In the case of the clayey substrate, it is best to sow leguminous plants as the bacteria that live in the roots of these plants fix nitrogen in the soil which is a very much necessary nutrient that most plants require. Also, the roots of these plants overgrow in the soil, making its structure lose.
Mix coarse sand or fine gravel or granules with manure or compost (brown coal waste), which will not only improve the soil structure but also add all the necessary micro and macro elements.
What to do if the garden soil is too acidic?
Too acidic soil is the curse of many gardeners. This soil contains chemical substances which are harmful to plants in the substrate, and also a few useful microelements are lost, which means that the development of plants is limited or even impossible.
There are indeed plants for which acidic garden soil is the optimal environment, but most require a neutral or slightly acidic soil i.e – pH 6.0-7.0. So if we want to enjoy a beautiful garden, we must solve this problem.
The solution is simple. In early spring or autumn, we should sow calcium fertilizer (chalk or dolomite) and then mix it with the topsoil. In turn, separate places should be created for flowers and shrubs that prefer a more acidic substrate (pH 4,5-5,5). Then in our garden can grow both acidic plants and those who prefer a more neutral environment.

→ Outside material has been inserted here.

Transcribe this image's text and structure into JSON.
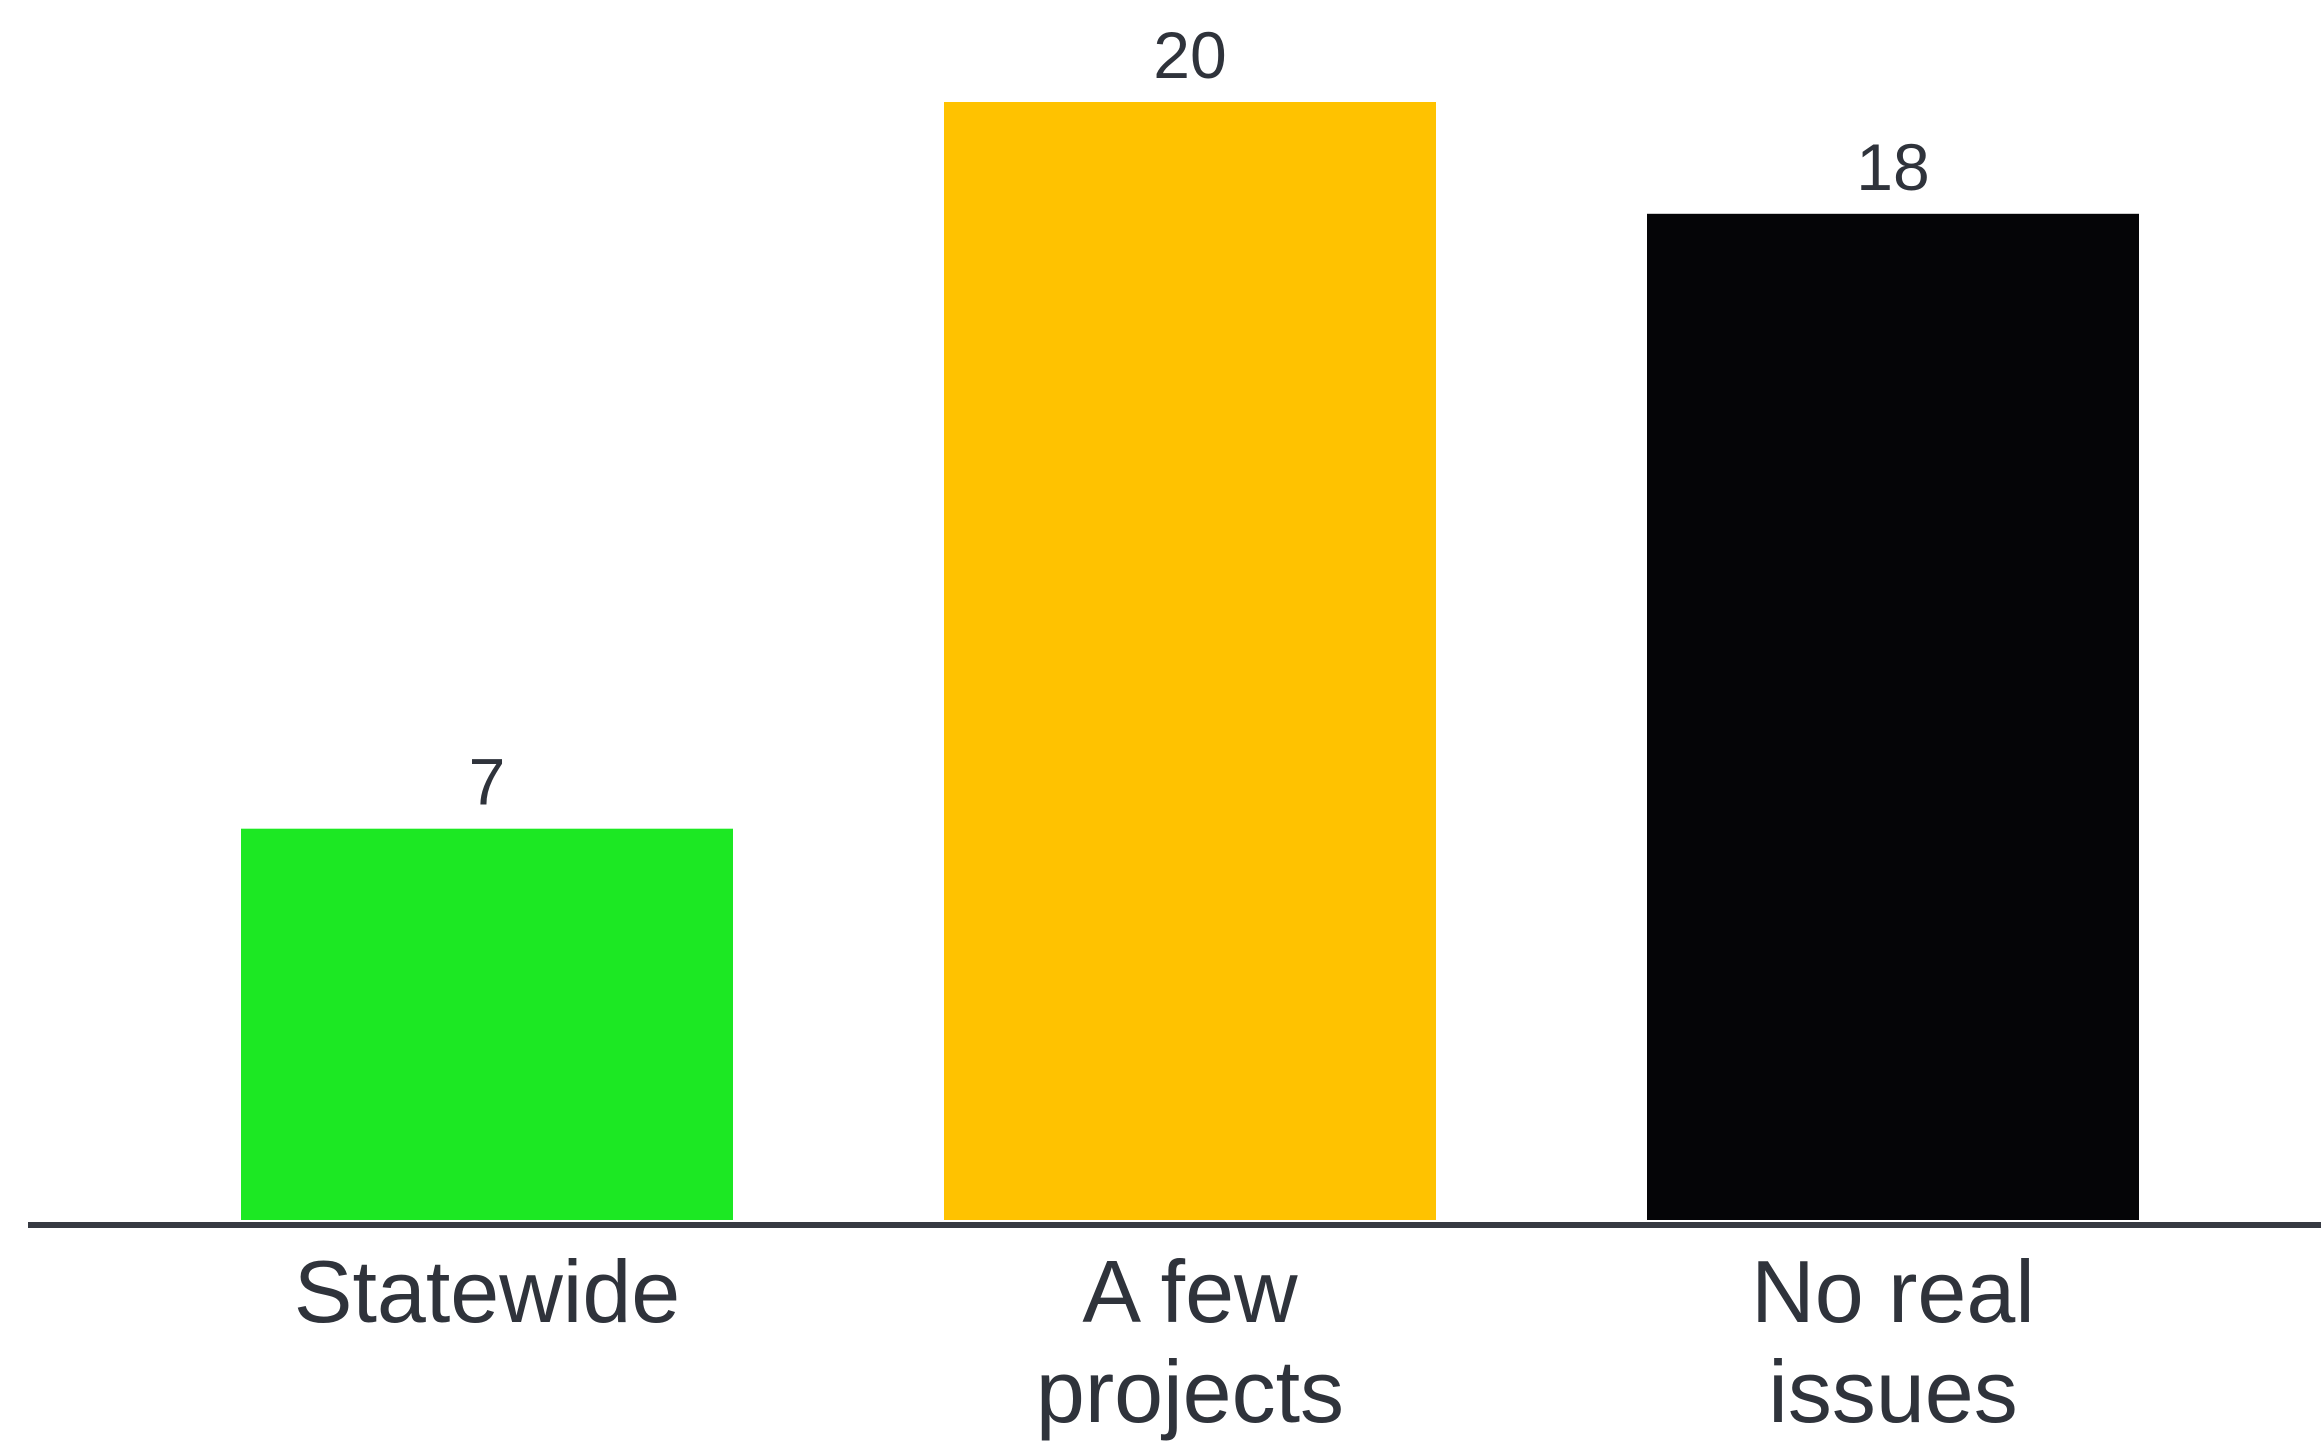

However, before we decide to use calcium fertilizers, it is worth checking if the soil in our garden needs such support. You can do this by doing so:
- Buying a field acid meter that will determine the acidity of the soil;
- Sending soil samples to a chemical agricultural station where they will be analyzed.The best solution would be to buy a substrate designed for certain types of plants, such as flowers, conifers, lawns, palms, roses, citrus, Mediterranean plants, or plants which require acidic soils. Then the soil will have the appropriate pH, structure, and fertility, which provide certain nutrients – specially selected for the plant type you have. The cost of such garden soil is usually much higher and depends on the use and capacity of the package.